Sadece kayıt altına alınabilen bu rakamlar olayın vahametini ortaya koymaktadır. Suriye`deki iç savaş, Irak`taki çatışmalar, Mısır`daki askeri darbe, coğrafyamızın Avrupa`ya geçiş köprüsü olması hasebiyle değişik renk ve lisanlardaki muhacirleri daha sık görmeye başladık. 2016 rakamlarıyla büyük çoğunluğu Suriyeli olan 2.9 milyon muhacire ev sahipliği yapmaktayız. Türkiye`nin, hükümeti ve halkıyla Suriyeli muhacirlere yaptıkları fedakârlıklar, yardımseverlik ve ev sahipliği takdire şayandır.  Fakat bu yeterli olmuyor. Suriyelilere ikamet ve oturum izni noktasında tanınan kolaylıklar diğer muhacirlere tanınmamaktadır. Suriyeli muhacirlerin dışındaki muhacirler,  ikamet ve oturum izni alamamak, eğitim ve sağlık hizmetlerinden faydalanamama, Arap isimlerinin uzun olması ve yazım kurallarından dolayı büyük mağduriyetler yaşanmaktadır. 

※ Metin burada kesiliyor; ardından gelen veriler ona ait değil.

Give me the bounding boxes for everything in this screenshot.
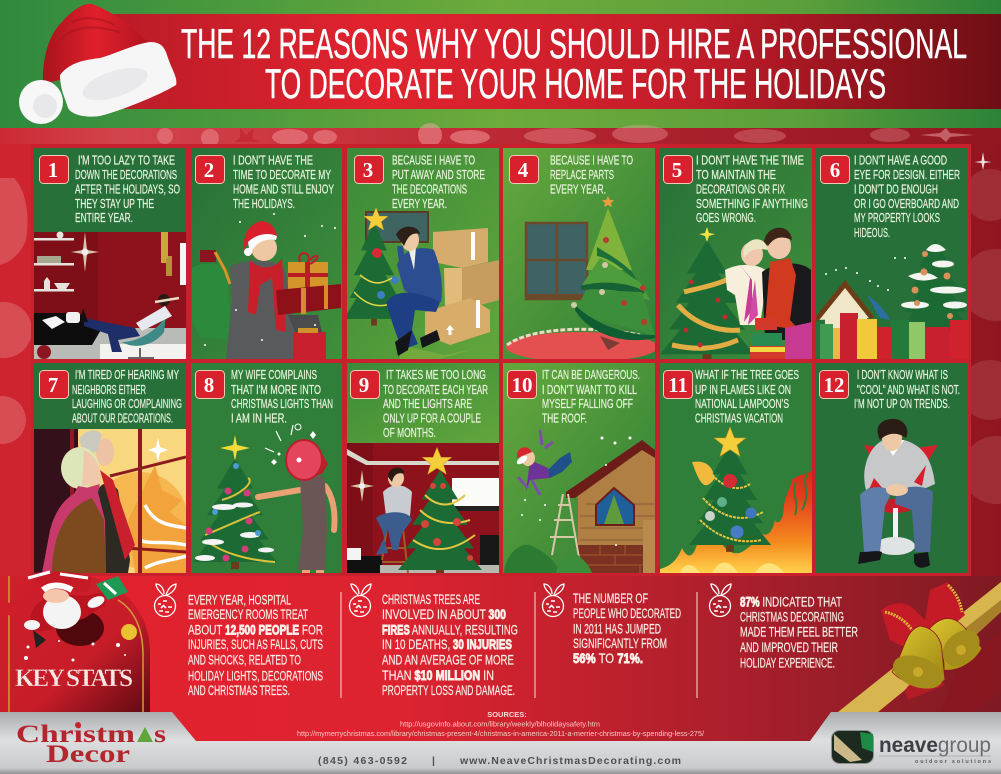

İmanlarını muhafaza etmek ve İslami hizmetlerinden dolayı muhacir olmuş Türki cumhuriyetlerden ve Kafkasya`dan gelen muhacirler bu mağduriyetlerin en büyüğünü yaşamaktalar. Özbek, Kırgız, Çeçen, Dağıstanlı… muhacirler IŞİD adı altında kadın ve çocuklarıyla birlikte operasyonlarla gözaltına alınmakta,  bir kısmı geldikleri ülkenin diktatörlerine teslim edilirken, bir kısmı da her türlü maddi ve manevi kirliliğin olduğu Yabancı Şubede aylarca tutulmaktadır. Aileden biri suçlu olsa bile, kadın ve çocukların gözaltına alınması ve cezalandırılmaları insani ve hukuki değildir.

Hükümet, Suriyelilerin yanında çok cüzi bir rakam olan diğer muhacirlerin de durumunu görmeli, oturum ve diğer haklardan istifade etmelerini sağlamalı. Uygulamaların eşit ve adil olmasını gözetmelidir. Bizlere sığınan, topraklarımızı güvenli bir liman gören Müslüman kardeşlerimiz zalimlere teslim edilmemeli, siyasi maslahatlara kurban edilmemelidir. İçlerinden suç işleyenler olduğu olasılığı varsa bile kadın ve çocukların masum olduğu unutulmamalıdır.